No seamos sospechosamente cándidos: que eso de idea, inteligencia, voluntad, amor, existencia, bien, padre, verbo, espíritu…, son tan sólo un poquito menos antropomórficos que cuerpo, color, manos, brazos, señor de los ejércitos…
La esperanza no versa sobre una vida futura —asegurada hasta con ciertas sociedades espirituales de seguros—, sino que la esperanza es de lo inesperado, de si habrá o no habrá vida futura. Y apuestan unos a que sí y otros a que no, y otros a la voluntad de un señor absoluto que tal vez irrumpa en el juego y mueva los dados a su gusto y eche a uno al infierno con todos los méritos asegurados y canonizados o, al revés, con todos los deméritos se lleve a otro al cielo. Así vale la pena de jugar, a lo grande, jugándose el todo por el todo, sin reticencias, sin pólizas de seguros religiosas o racionales. Y así ha habido y hay quienes se juegan la vida, ésta y la futura. Y es la esperanza la que así juega, así de valiente, así de magnánima, así de arriesgada.

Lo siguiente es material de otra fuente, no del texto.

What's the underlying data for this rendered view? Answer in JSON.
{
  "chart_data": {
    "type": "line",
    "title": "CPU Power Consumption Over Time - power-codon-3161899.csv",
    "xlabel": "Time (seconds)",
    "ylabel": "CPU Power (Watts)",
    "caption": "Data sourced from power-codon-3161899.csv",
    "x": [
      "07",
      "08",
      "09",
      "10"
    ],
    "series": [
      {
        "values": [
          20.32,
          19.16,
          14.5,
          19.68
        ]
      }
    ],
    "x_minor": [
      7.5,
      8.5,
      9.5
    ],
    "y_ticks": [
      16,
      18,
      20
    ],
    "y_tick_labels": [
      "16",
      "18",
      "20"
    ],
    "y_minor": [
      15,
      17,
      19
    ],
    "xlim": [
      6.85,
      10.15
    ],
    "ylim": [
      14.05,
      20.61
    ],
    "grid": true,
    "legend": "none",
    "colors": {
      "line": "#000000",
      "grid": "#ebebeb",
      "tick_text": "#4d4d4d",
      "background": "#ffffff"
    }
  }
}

En el tono medio de aguardamiento de lo previsto por la razón está escrita la Apología y vivió Sócrates los hechos en ella relatados.
Y frente a la falta de aguante de Critón —véase el diálogo Critón en este mismo volumen—, Sócrates ostenta una paciencia y mansedumbre humanamente admirables, que no llegan ni de mil lenguas a aquel cupiō dissolvī de San Pablo o al muero porque no muero de Santa Teresa.
B. La tesitura socrática frente al problema de Dios
Entre los extremos: Dios trascendente (extremo superior) y Dios descaradamente antropomórfico (extremo inferior) la concepción que de Dios tiene Sócrates ocupa un lugar medio que no le obliga a actitudes vitales extremadas.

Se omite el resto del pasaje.